Whereas every day we should recognize those who have served or are actively doing so, on Memorial Day we have the opportunity to take time to recognize the loss caused by service.
Although I never served myself, Memorial Day is a significant holiday to me. Because my grandpa’s best friend died in his place, he was able to return from war and become the man that I knew.
I am here because that soldier died.
Everything my grandpa did and taught us happened because that soldier died.
Out there somewhere another family had to go through the suffering of that loss because that soldier died.
When that soldier died, there was another kind of loss that I cannot help but recognize on Memorial Day.
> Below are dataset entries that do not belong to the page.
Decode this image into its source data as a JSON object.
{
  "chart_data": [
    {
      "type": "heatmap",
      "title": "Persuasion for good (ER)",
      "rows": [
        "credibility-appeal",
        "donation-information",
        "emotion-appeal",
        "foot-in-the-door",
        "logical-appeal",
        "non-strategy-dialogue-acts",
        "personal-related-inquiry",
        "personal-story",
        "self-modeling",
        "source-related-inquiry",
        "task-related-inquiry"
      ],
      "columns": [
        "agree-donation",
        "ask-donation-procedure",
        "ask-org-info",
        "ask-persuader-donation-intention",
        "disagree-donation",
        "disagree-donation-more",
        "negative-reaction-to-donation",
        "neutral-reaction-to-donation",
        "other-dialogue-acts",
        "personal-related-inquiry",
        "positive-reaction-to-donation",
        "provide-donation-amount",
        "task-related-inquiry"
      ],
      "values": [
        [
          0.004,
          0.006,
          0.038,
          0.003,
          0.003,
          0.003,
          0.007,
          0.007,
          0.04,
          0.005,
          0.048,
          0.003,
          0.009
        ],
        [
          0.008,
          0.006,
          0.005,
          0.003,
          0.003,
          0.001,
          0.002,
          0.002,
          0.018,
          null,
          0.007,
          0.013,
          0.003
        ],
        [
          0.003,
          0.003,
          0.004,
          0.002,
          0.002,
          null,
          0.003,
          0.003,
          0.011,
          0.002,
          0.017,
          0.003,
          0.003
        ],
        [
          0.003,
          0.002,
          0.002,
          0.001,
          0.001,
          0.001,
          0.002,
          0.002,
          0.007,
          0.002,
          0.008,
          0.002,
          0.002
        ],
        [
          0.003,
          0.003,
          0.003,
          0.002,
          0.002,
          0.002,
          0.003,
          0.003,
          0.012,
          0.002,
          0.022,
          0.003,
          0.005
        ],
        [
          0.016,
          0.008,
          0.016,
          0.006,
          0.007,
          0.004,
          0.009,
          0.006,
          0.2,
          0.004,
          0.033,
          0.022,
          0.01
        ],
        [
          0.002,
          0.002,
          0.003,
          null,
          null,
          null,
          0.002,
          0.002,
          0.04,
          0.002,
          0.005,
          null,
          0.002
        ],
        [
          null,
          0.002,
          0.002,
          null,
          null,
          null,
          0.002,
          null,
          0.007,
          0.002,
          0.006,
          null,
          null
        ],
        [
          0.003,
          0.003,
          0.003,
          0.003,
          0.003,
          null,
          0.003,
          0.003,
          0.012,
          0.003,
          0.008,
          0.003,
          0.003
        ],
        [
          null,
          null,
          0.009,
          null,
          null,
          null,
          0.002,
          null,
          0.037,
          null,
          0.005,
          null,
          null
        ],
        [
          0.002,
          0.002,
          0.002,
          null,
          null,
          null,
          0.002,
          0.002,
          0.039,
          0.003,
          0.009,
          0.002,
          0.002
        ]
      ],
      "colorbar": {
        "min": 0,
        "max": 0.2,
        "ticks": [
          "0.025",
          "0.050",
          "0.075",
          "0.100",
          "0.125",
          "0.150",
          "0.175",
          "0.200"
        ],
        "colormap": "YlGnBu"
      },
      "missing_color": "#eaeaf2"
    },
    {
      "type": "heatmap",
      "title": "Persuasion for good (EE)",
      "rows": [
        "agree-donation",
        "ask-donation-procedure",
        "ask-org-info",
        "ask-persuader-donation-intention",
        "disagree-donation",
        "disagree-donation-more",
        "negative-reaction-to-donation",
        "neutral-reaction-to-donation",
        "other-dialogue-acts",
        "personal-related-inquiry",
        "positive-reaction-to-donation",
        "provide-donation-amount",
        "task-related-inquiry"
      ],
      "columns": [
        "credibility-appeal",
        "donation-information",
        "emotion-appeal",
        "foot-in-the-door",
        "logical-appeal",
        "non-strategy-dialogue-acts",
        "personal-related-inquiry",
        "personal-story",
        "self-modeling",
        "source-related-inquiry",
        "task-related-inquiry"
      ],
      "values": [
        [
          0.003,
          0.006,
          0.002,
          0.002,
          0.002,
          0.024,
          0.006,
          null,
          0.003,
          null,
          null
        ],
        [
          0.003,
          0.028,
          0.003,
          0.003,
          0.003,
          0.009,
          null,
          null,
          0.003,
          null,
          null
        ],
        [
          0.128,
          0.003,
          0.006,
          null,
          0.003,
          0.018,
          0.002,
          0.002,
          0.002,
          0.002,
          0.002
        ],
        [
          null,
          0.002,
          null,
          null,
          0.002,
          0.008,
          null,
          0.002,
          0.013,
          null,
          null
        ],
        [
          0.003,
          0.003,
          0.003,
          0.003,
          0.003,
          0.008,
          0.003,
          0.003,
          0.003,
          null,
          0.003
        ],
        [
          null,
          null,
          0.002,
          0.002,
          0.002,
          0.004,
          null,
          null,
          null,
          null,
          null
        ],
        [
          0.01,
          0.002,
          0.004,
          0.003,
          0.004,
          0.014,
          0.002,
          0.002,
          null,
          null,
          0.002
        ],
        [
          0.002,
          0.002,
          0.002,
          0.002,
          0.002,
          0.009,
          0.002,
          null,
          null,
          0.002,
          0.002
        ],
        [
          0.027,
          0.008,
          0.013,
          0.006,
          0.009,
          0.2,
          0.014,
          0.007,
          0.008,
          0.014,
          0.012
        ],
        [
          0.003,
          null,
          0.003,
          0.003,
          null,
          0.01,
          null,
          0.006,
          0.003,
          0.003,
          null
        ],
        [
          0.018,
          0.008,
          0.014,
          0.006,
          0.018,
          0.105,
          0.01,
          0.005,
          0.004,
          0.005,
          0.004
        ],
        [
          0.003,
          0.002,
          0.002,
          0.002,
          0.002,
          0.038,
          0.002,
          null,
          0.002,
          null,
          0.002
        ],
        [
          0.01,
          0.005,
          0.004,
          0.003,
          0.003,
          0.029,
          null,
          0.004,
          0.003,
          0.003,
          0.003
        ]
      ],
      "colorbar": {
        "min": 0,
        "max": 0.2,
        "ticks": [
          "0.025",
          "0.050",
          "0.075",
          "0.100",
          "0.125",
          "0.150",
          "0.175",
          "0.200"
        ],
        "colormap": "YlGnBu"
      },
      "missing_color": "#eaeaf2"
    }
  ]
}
Because sometimes the greatest sacrifice is living after loss.
Many people come back from their service changed individuals.
You can’t help but be different when you see those things in combat. You should be different after you have done what you must do in combat.
Some of the soldiers did not lose their ability to breathe, but they did lose their lives. They lost their families. They lost years of their children’s development. They lost the ability to believe that people were basically good. They lost their ability to believe in themselves.
There is not a soldier who hasn’t lost something.
So as much as I appreciate those service people who lost their lives in combat, today I want to say thank you to those who lost other things. For those unrecognized challenges you have and are overcoming know that you are appreciated.
Whether you served in Vietnam or Afghanistan, Kuwait or Korea, welcome home.